Regex: special character classes

Earlier we have learned about character classes, but we have not covered everything there. There are certain character classes that are so frequently used that a special sequence was created for them. A special sequence, that will make the code shorter and more readable.

\d - digit - [0-9]

\d stands for "digit". It is the same as [0-9] except that it is much shorter to write and easier to read. So the regex /\d/ would match a single digit. There are two ways to use this special character class. One is stand-alone as we just saw it or in this example: /#[XYZ]-\d\d\d/ that will match strings like these:

#X-123
#Y-666

In this case we can put quantifiers on the character class. For example /#[XYZ]-\d{3}/ would mean the same as the previous regex and /#[XYZ]-\d+/ would allow any number of digits (at least one) after the dash.

The other usage is to put the \d in square brackets as part of a larger character class. For example [\dABCDEF] would match a single digit or one of the capital letters A, B, C, D, E, or F.

This is a character class that can match a digit of a hexa-decimal number.

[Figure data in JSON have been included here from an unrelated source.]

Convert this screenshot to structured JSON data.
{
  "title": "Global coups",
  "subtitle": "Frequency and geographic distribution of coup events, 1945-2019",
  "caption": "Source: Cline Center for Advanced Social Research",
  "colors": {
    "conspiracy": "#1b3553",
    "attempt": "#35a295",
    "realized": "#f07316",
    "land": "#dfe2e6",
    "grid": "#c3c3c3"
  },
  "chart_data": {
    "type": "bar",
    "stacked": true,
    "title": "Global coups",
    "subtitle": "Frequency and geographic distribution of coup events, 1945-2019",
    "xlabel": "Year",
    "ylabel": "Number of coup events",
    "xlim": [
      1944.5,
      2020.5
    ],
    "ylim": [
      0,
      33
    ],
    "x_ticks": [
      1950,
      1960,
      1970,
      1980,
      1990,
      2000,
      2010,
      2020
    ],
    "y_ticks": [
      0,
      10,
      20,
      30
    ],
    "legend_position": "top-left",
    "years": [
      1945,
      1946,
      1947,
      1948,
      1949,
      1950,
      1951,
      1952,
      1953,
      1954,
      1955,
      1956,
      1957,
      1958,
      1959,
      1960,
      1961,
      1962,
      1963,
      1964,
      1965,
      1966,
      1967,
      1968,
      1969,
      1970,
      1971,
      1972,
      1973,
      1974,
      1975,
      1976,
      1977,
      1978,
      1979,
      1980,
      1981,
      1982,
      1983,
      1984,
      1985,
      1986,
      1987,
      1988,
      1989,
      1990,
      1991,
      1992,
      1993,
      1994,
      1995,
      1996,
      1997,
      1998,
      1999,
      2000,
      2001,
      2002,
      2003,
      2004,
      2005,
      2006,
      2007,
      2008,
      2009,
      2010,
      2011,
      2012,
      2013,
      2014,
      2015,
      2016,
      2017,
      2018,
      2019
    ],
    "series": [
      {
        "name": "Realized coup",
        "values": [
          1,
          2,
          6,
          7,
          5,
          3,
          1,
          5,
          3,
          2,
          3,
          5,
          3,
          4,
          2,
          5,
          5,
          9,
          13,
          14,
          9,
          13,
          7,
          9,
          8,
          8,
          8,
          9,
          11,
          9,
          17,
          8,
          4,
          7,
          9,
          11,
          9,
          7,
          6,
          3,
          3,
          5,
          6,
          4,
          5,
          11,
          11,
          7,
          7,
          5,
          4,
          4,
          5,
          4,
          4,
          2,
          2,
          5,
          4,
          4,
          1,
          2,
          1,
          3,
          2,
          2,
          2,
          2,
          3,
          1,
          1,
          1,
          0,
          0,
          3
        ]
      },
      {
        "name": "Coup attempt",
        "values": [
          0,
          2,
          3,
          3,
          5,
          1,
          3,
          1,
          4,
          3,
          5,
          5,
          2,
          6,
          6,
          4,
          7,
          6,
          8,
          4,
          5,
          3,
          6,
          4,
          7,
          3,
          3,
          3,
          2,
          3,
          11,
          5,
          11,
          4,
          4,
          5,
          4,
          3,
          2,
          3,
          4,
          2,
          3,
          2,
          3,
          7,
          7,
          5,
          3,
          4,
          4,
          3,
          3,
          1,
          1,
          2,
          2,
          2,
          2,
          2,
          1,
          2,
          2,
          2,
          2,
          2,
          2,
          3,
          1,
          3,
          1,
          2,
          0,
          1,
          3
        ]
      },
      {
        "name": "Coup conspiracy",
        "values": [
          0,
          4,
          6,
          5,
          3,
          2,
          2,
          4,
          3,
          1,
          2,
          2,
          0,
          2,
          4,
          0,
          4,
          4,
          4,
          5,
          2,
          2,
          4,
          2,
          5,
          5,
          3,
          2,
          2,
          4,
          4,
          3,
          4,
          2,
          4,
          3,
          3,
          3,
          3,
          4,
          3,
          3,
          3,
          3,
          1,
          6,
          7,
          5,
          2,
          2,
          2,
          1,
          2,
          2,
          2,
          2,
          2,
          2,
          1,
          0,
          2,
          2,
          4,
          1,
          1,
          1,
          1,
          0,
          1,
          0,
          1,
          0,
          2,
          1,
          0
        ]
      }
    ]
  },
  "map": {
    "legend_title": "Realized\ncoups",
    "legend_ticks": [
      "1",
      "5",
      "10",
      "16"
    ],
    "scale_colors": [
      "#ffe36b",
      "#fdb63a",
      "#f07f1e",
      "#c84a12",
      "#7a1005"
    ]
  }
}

Actually, we would probably not want to spell out the 6 letters but would write [\dA-F] and looking at this example I am not even sure I would not write [0-9A-F] instead. It is a bit longer, but in this case it feels clearer.

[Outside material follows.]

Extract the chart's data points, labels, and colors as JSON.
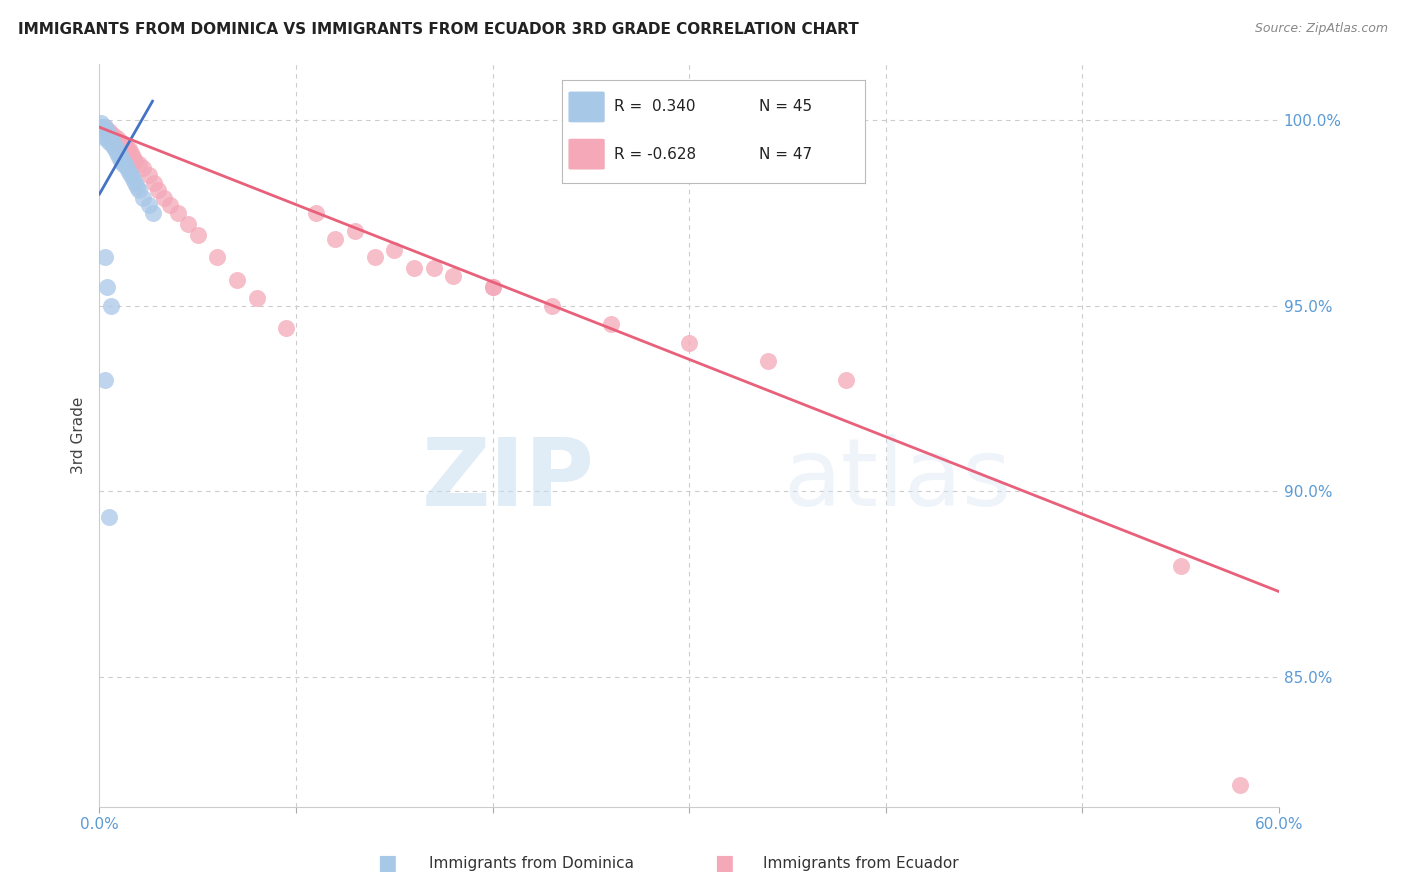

In a nutshell, they do the same, write the one that looks more readable to you.

\w - word character - [0-9a-zA-Z_]

Similar to \d for digits, there is also \w that stands for "word characters". In this case "word characters" mean digits, ASCII letters, and the underscore. Actually this will also match "other connector punctuation chars plus Unicode marks" so they are not exactly the same. For specific definition look at the documentation.

\s - whitespace - [\t\n\f\r ]

The third common character class sequence is \s representing a whitespace. The 5 characters it matches are horizontal tab, the newline, the form feed, the carriage return, and the space. In recent version of Perl there are some experimental changes that will probably not affect you. Check out the details if in doubt.

\D, \W, \S - negated character classes

As you might remember putting a caret as the first character in a character-class means that the character-class is negated. It will match any single character except the ones listed. So [^\d] would mean any non-digit character.

To make it easier to write this, perl provides the \D character-class which means exactly the same.

Similar to \D there are also negated versions of the other two character classes:

Character Class        Negated      Meaning
\d                     \D           [^\d]
\w                     \W           [^\w]
\s                     \S           [^\s]

POSIX character classes

POSIX is a family of standards for maintaining compatibility between operating systems. Among other things it also specifies a number of "groups of characters" with a name. It has groups called alpha, alnum, etc. Perl provides special sequences to match a single character in one of these groups.

The syntax is [:alpha:] to match a single character from the group called alpha.

The POSIX character classes can only be used inside a bigger character class, so you will need to write /[[:alpha:]]/ if you really wanted to match a character in the alpha group.

Actually it is very unlikely that you will need these character classes, but if you do, you can check out more details about them in the documentation.

Unicode character classes

Unicode is a definition of "all" the existing characters in the world. More than 100,000. Each character is described as a character point, but certain characters are also grouped together. You can use the \p{...} notation to match a single character from one of these groups.

For example if you need to match a Thai character you can use the \p{Thai} expression. If you need to match anything except a Thai character you can use the corresponding \P{Thai} expression.

You can use these as stand-alone character classes /\p{Thai}/ or as part of a larger character class: /[\p{Thai}\p{Arabic}]/.

There are, of course, a lot more details, so if you need to handle interesting characters, you should read the documentation

Expression    Meaning                                              Usage
\w            Word characters: [a-zA-Z0-9_]                        \w+ or [\w#-]+
\d            Digits: [0-9]    
\s            [\f\t\n\r ]
              form-feed, tab, newline, carriage return and SPACE
\W            [^\w]    
\D            [^\d]    
\S            [^\s]    
[:class:]    POSIX character classes (alpha, alnum...)             [[:alpha:]]+ or [[:alpha:]#-]+
\p{...}      Unicode definitions (Alpha, Lower, That, ...)         \p{Thai}+ or [\p{Thai}#!-]
\P{...}      Negation of Unicode character class

Comments

"... as we just saw it or in this example: /#[XYZ]-\d\d\d/" I do not recall seeing it! What is the url?